The INC also claimed credit for two articles by Damian Whitworth in the Times in December 2001 uncritically reporting Haideri’s claims “about the acceleration of President Saddam Hussein’s work on chemical, biological and nuclear weapons.
Also on the list is a December 2002 article by Andrew Gumbel of the Independent and a story by Toby Moore in the Express, both reporting Haideri’s claims without scepticism.
The INC also cites Ben Fenton in the Telegraph on the same subject, under the banner “Defector tells of Saddam’s nuclear arms.
Christopher Hitchens also features prominently in the INC’s list of articles, including his March 2002 piece for the Evening Standard.
Hitchens stated Saddam was “within a measurable distance of acquiring doomsday materials.” He praised the “heroic” Chalabi, “the symbolic and actual head of the Iraqi opposition” and his “information concerning the whereabouts of the Ba’ath Party’s weapons of mass destruction.”
The INC list also cited a Hitchens article for the Guardian in the same month. This time Hitchens stated Saddam “certainly has nerve gas and chemical weapons.”
Hitchens’s piece shows all the hallmarks of INC “information.” He cited the discredited exile Khidir Hamza to show that Iraq would soon have nuclear weapons and used an INC source to show Saddam was linked to the September 11 attacks.
The linkage between Saddam and terrorism feature heavily in the INC’s list. Roping Iraq into the war on terror was one of the central functions of the INC.
Claims that Saddam was behind September 11 are prominent in the list of INC propaganda funded by the US.
They highlight a March 2002 piece by Toby Harnden in the Daily Telegraph saying that Saddam “armed bin Laden and funded al-Qaida allies.”
Relying on INC information, Harnden reported that “Iraq sent conventional and perhaps biological or chemical weapons to Osama bin Laden in Afghanistan.” The piece quotes former CIA boss James Woolsey and Chalabi.

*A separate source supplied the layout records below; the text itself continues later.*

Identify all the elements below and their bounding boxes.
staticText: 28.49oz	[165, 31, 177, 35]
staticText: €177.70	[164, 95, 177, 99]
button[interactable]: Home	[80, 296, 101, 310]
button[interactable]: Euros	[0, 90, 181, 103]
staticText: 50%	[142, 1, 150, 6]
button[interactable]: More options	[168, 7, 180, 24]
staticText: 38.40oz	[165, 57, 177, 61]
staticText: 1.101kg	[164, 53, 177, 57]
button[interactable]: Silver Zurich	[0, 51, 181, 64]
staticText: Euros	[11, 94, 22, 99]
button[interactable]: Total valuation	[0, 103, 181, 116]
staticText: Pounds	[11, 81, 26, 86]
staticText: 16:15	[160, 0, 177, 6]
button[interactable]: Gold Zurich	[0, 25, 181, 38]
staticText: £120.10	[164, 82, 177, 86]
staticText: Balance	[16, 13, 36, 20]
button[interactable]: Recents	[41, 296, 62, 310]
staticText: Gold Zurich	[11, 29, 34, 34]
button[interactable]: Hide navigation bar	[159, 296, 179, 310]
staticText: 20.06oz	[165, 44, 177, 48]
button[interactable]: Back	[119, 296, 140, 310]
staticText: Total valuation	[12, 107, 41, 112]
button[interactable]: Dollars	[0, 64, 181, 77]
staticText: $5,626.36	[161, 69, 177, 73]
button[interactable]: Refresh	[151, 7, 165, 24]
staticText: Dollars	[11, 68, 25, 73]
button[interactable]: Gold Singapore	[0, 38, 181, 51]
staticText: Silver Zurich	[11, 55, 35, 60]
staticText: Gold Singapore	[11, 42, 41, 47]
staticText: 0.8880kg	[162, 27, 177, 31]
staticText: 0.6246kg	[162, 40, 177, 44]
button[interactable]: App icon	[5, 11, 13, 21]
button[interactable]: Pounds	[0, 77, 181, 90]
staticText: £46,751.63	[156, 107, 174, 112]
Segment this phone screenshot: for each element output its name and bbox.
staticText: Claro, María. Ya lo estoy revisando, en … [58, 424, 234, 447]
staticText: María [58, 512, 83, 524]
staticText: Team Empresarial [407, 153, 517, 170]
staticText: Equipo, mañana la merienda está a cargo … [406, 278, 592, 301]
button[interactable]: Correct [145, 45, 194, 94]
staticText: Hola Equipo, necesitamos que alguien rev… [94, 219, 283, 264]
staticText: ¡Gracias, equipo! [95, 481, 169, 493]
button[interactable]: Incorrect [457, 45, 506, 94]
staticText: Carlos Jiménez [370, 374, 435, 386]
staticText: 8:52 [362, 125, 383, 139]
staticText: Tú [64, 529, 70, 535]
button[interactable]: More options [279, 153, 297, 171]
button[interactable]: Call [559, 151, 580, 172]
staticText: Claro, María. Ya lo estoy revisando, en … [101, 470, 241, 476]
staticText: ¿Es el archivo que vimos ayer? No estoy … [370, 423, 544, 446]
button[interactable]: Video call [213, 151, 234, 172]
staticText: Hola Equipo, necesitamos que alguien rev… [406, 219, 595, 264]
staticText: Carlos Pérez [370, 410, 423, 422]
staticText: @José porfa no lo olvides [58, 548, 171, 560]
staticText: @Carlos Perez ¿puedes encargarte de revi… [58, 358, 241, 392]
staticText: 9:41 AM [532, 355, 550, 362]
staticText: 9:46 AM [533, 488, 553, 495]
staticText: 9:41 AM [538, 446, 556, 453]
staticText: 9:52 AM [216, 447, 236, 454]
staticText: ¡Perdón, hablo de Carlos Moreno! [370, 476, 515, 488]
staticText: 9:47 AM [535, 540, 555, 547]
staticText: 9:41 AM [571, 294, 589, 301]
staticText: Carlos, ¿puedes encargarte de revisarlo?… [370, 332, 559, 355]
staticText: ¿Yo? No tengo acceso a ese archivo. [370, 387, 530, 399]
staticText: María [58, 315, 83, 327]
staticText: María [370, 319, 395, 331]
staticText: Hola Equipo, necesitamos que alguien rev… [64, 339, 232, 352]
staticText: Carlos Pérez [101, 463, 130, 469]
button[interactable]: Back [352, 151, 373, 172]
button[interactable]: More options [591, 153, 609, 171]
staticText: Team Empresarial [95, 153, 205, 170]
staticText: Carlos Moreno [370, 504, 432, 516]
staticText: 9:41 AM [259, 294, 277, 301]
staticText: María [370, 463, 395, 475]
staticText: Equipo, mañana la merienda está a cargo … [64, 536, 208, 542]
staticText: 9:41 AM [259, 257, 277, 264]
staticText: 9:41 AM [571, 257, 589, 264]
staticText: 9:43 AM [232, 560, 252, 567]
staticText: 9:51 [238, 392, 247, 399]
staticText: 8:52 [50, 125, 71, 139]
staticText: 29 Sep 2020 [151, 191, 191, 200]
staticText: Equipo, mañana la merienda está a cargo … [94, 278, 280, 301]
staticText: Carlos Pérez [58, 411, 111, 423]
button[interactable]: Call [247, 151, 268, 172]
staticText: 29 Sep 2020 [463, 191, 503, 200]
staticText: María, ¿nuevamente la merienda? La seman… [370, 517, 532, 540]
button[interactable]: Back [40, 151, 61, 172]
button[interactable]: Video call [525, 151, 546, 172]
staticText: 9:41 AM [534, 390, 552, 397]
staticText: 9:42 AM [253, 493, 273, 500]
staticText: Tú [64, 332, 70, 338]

The list includes a November 2001 piece in the Times by Richard Beeston on the city of Salman Pak headlined: “Saddam’s terror training camp teaches hijacking.”
Beeston’s account, “along with similar testimony from other recent Iraqi defectors, is likely to increase suspicions in America that President Saddam Hussein may have had a hand in the September 11 attacks.”
The INC list also features a November 2001 2,500-word “Focus Special” by David Rose of the Observer which claimed Saddam was not only behind the September 11 attacks but also probably linked to the spate of US anthrax letters.
Rose has given a very honest examination and explanation of how he got caught up in these WMD lies. But none of the newspapers has explained to their readers how or why they pumped out Chalabi’s propaganda.
His death was one last opportunity for the British press to examine their role in the worst reporting failure for decades, one that helped lead to death and destruction. It is an opportunity that, with rare exceptions, they did not take.